WHY DON’T WE DO IT (HAVE A PARTY, THAT IS) IN THE ROAD
My friends Tom and Margaux had arrived in our absence with their daughter, and pointed out we’d missed half the parade already. They just looked disgusted when I told my story, agreeing that that’s just how it goes in this town.
As Gabrielle pushed up front with the other kids, the adults tore into the chicken and red beans which were good, but certainly not famous enough that I’ll ever return after this major Krewe du Boo Boo. With blood sugar leveled, though, Aimee and I both relaxed, catching a few throws making the most of what was left. Meanwhile Gabrielle, being a cute girl who gets mistaken by young guys for being much older, caught more in ½ a short parade than I do during dawn to dusk Mardi Gras successions!
Once the parade wound up, the grown ups and Gabrielle, who is outgoing and witty around adults, circled up while the children played in the neutral ground. Despite the Fiorelli @#*!-up, it was a beautiful night and we had wine and plenty of food. As everyone chatted and indulged, we observed how there’s no other city where you can open a bottle of wine and hold a picnic in the middle of the road as cops pass by without noticing. It was a quintessential New Orleans moment and my guests seemed to pick up on this, so by the time we packed up to walk down Frenchmen Street to look at the crazy costumes all was (nearly) forgotten.
FRAMING CHEESECAKE: AN EPIC ENDING
The next morning, any lingering disappointment faded when we took a bookend trip to Camellia Grill. Although we didn’t and end up in Will’s section, he came over to chat and Gabrielle was so pleased when he brought her a complimentary slice of cheesecake that I thought she might frame it. That’s a smile I won’t soon forget.
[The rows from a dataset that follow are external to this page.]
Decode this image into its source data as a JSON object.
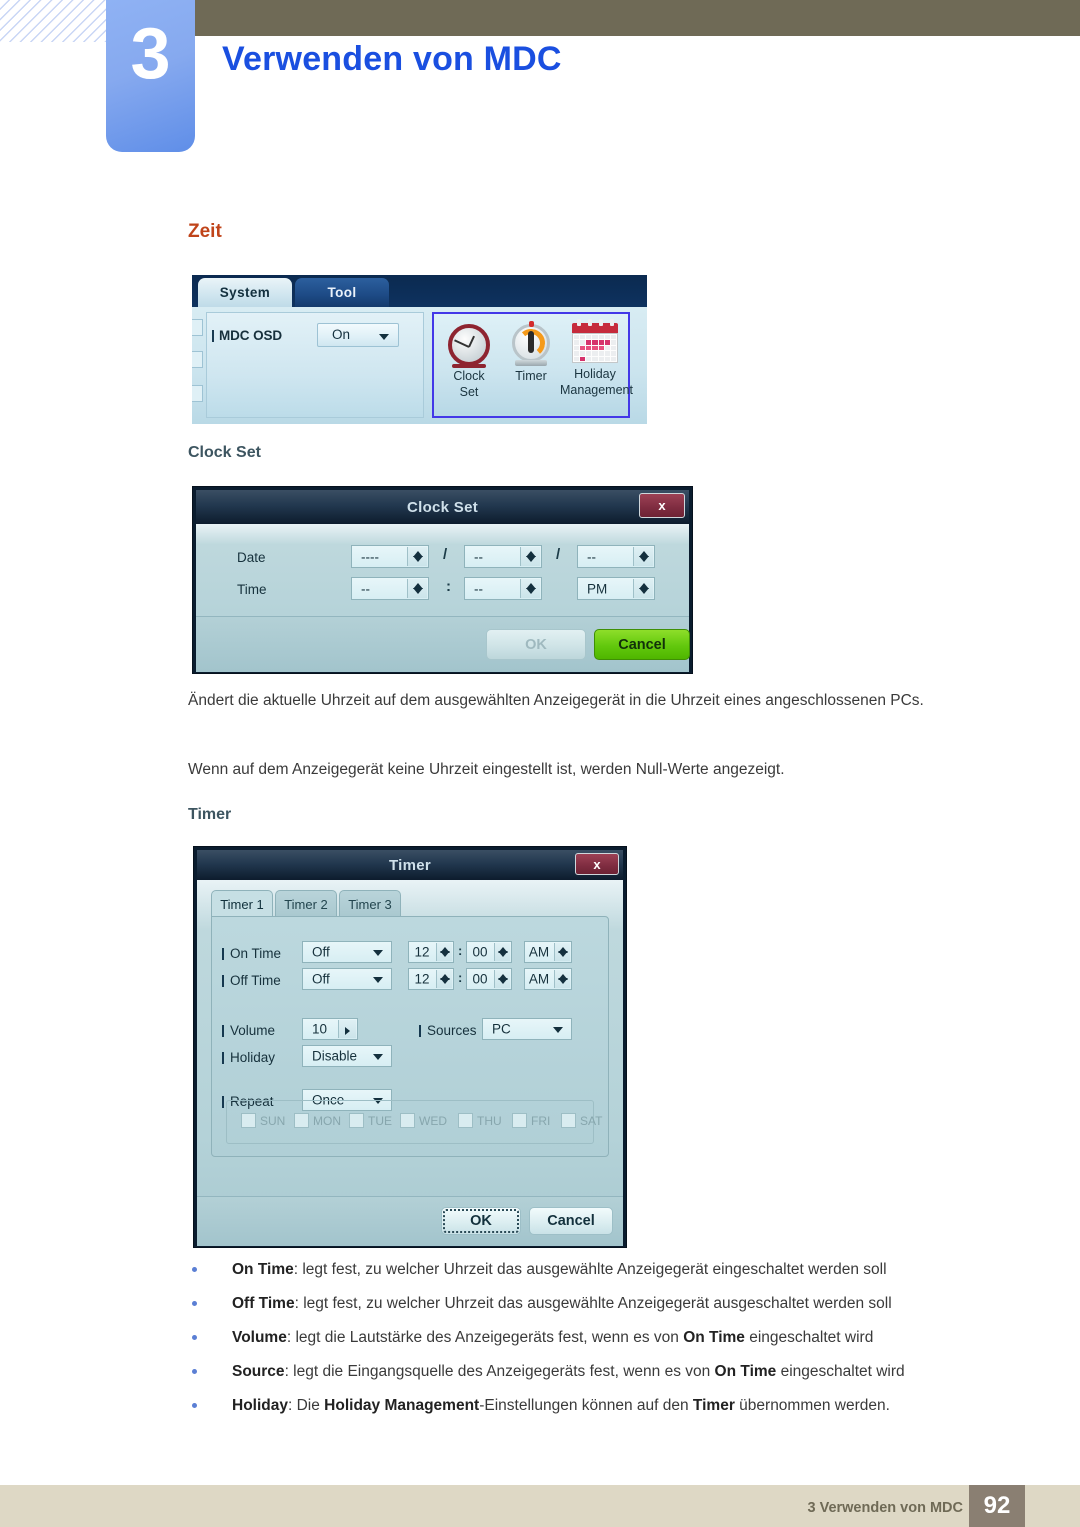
{
  "header": {
    "chapter_number": "3",
    "title": "Verwenden von MDC"
  },
  "sections": {
    "zeit_heading": "Zeit",
    "clock_set_heading": "Clock Set",
    "timer_heading": "Timer"
  },
  "system_panel": {
    "tabs": [
      {
        "label": "System",
        "active": true
      },
      {
        "label": "Tool",
        "active": false
      }
    ],
    "mdc_osd_label": "MDC OSD",
    "mdc_osd_value": "On",
    "icons": [
      {
        "name": "clock-set-icon",
        "caption_line1": "Clock",
        "caption_line2": "Set"
      },
      {
        "name": "timer-icon",
        "caption_line1": "Timer",
        "caption_line2": ""
      },
      {
        "name": "holiday-management-icon",
        "caption_line1": "Holiday",
        "caption_line2": "Management"
      }
    ]
  },
  "clock_set_dialog": {
    "title": "Clock Set",
    "close_label": "x",
    "date_label": "Date",
    "time_label": "Time",
    "date_year": "----",
    "date_month": "--",
    "date_day": "--",
    "date_sep1": "/",
    "date_sep2": "/",
    "time_hour": "--",
    "time_minute": "--",
    "time_meridiem": "PM",
    "time_sep": ":",
    "ok_label": "OK",
    "cancel_label": "Cancel"
  },
  "paragraphs": {
    "p1": "Ändert die aktuelle Uhrzeit auf dem ausgewählten Anzeigegerät in die Uhrzeit eines angeschlossenen PCs.",
    "p2": "Wenn auf dem Anzeigegerät keine Uhrzeit eingestellt ist, werden Null-Werte angezeigt."
  },
  "timer_dialog": {
    "title": "Timer",
    "close_label": "x",
    "tabs": [
      {
        "label": "Timer 1",
        "active": true
      },
      {
        "label": "Timer 2",
        "active": false
      },
      {
        "label": "Timer 3",
        "active": false
      }
    ],
    "on_time_label": "On Time",
    "on_time_mode": "Off",
    "on_time_hour": "12",
    "on_time_minute": "00",
    "on_time_meridiem": "AM",
    "off_time_label": "Off Time",
    "off_time_mode": "Off",
    "off_time_hour": "12",
    "off_time_minute": "00",
    "off_time_meridiem": "AM",
    "time_sep": ":",
    "volume_label": "Volume",
    "volume_value": "10",
    "sources_label": "Sources",
    "sources_value": "PC",
    "holiday_label": "Holiday",
    "holiday_value": "Disable",
    "repeat_label": "Repeat",
    "repeat_value": "Once",
    "days": [
      "SUN",
      "MON",
      "TUE",
      "WED",
      "THU",
      "FRI",
      "SAT"
    ],
    "ok_label": "OK",
    "cancel_label": "Cancel"
  },
  "bullets": [
    {
      "term": "On Time",
      "rest": ": legt fest, zu welcher Uhrzeit das ausgewählte Anzeigegerät eingeschaltet werden soll"
    },
    {
      "term": "Off Time",
      "rest": ": legt fest, zu welcher Uhrzeit das ausgewählte Anzeigegerät ausgeschaltet werden soll"
    },
    {
      "term": "Volume",
      "rest": ": legt die Lautstärke des Anzeigegeräts fest, wenn es von ",
      "term2": "On Time",
      "rest2": " eingeschaltet wird"
    },
    {
      "term": "Source",
      "rest": ": legt die Eingangsquelle des Anzeigegeräts fest, wenn es von ",
      "term2": "On Time",
      "rest2": " eingeschaltet wird"
    },
    {
      "term": "Holiday",
      "rest": ": Die ",
      "term2": "Holiday Management",
      "rest2": "-Einstellungen können auf den ",
      "term3": "Timer",
      "rest3": " übernommen werden."
    }
  ],
  "footer": {
    "text": "3 Verwenden von MDC",
    "page_number": "92"
  },
  "colors": {
    "title_blue": "#1a4fe0",
    "heading_orange": "#c0441a",
    "subheading": "#3d5560",
    "header_band": "#6f6a56",
    "footer_band": "#ded8c5",
    "page_badge": "#8a7f72",
    "selection_border": "#4338e8",
    "cancel_green": "#62c80d",
    "close_red": "#7e2c40"
  }
}
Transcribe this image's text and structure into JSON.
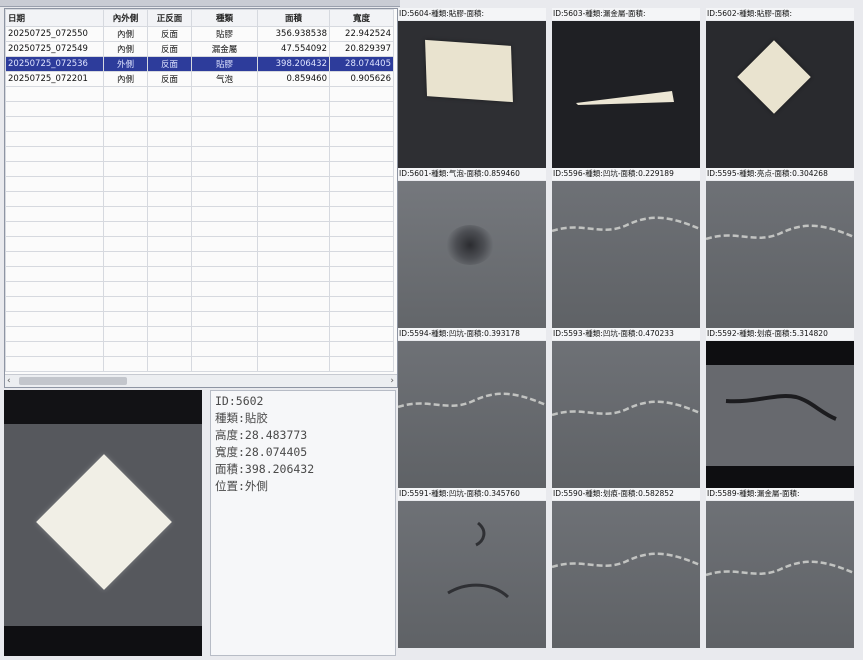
{
  "table": {
    "headers": [
      "日期",
      "內外側",
      "正反面",
      "種類",
      "面積",
      "寬度"
    ],
    "rows": [
      {
        "date": "20250725_072550",
        "side": "內側",
        "face": "反面",
        "type": "貼膠",
        "area": "356.938538",
        "width": "22.942524",
        "selected": false
      },
      {
        "date": "20250725_072549",
        "side": "內側",
        "face": "反面",
        "type": "漏金屬",
        "area": "47.554092",
        "width": "20.829397",
        "selected": false
      },
      {
        "date": "20250725_072536",
        "side": "外側",
        "face": "反面",
        "type": "貼膠",
        "area": "398.206432",
        "width": "28.074405",
        "selected": true
      },
      {
        "date": "20250725_072201",
        "side": "內側",
        "face": "反面",
        "type": "气泡",
        "area": "0.859460",
        "width": "0.905626",
        "selected": false
      }
    ]
  },
  "info": {
    "id": "ID:5602",
    "type": "種類:貼胶",
    "height": "高度:28.483773",
    "width": "寬度:28.074405",
    "area": "面積:398.206432",
    "position": "位置:外側"
  },
  "thumbnails": [
    {
      "caption": "ID:5604-種類:貼膠-面積:",
      "kind": "sheet"
    },
    {
      "caption": "ID:5603-種類:漏金屬-面積:",
      "kind": "strip"
    },
    {
      "caption": "ID:5602-種類:貼膠-面積:",
      "kind": "diamond"
    },
    {
      "caption": "ID:5601-種類:气泡-面積:0.859460",
      "kind": "bubble"
    },
    {
      "caption": "ID:5596-種類:凹坑-面積:0.229189",
      "kind": "crack"
    },
    {
      "caption": "ID:5595-種類:亮点-面積:0.304268",
      "kind": "crack"
    },
    {
      "caption": "ID:5594-種類:凹坑-面積:0.393178",
      "kind": "crack"
    },
    {
      "caption": "ID:5593-種類:凹坑-面積:0.470233",
      "kind": "crack"
    },
    {
      "caption": "ID:5592-種類:划痕-面積:5.314820",
      "kind": "scratch"
    },
    {
      "caption": "ID:5591-種類:凹坑-面積:0.345760",
      "kind": "dents"
    },
    {
      "caption": "ID:5590-種類:划痕-面積:0.582852",
      "kind": "crack"
    },
    {
      "caption": "ID:5589-種類:漏金屬-面積:",
      "kind": "crack"
    }
  ],
  "colors": {
    "selected_row": "#2d3c9b"
  }
}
Meanwhile, the equally spirited Marvin, who is known to anyone who’s ever graced these doors, served us. When I asked for his word of the day, he said he hadn’t chosen one yet so left the honor to Gabrielle. “Epic!” she said. Marvin frowned. “It’s gotta be a word we can use to describe another person or how the day is.” We all laughed, realizing he wasn’t up on his teenage slang . . . or outsized movies and novels. “Epic means larger-than-life,” I explained. “You, Marvin, are about as epic as they come.” He grinned. “Epic it is!” Getting the attention of the entire restaurant, he announced the word and made everyone turn to someone epic and let them know. It was an epic end to an epic Halloween weekend in New Orleans.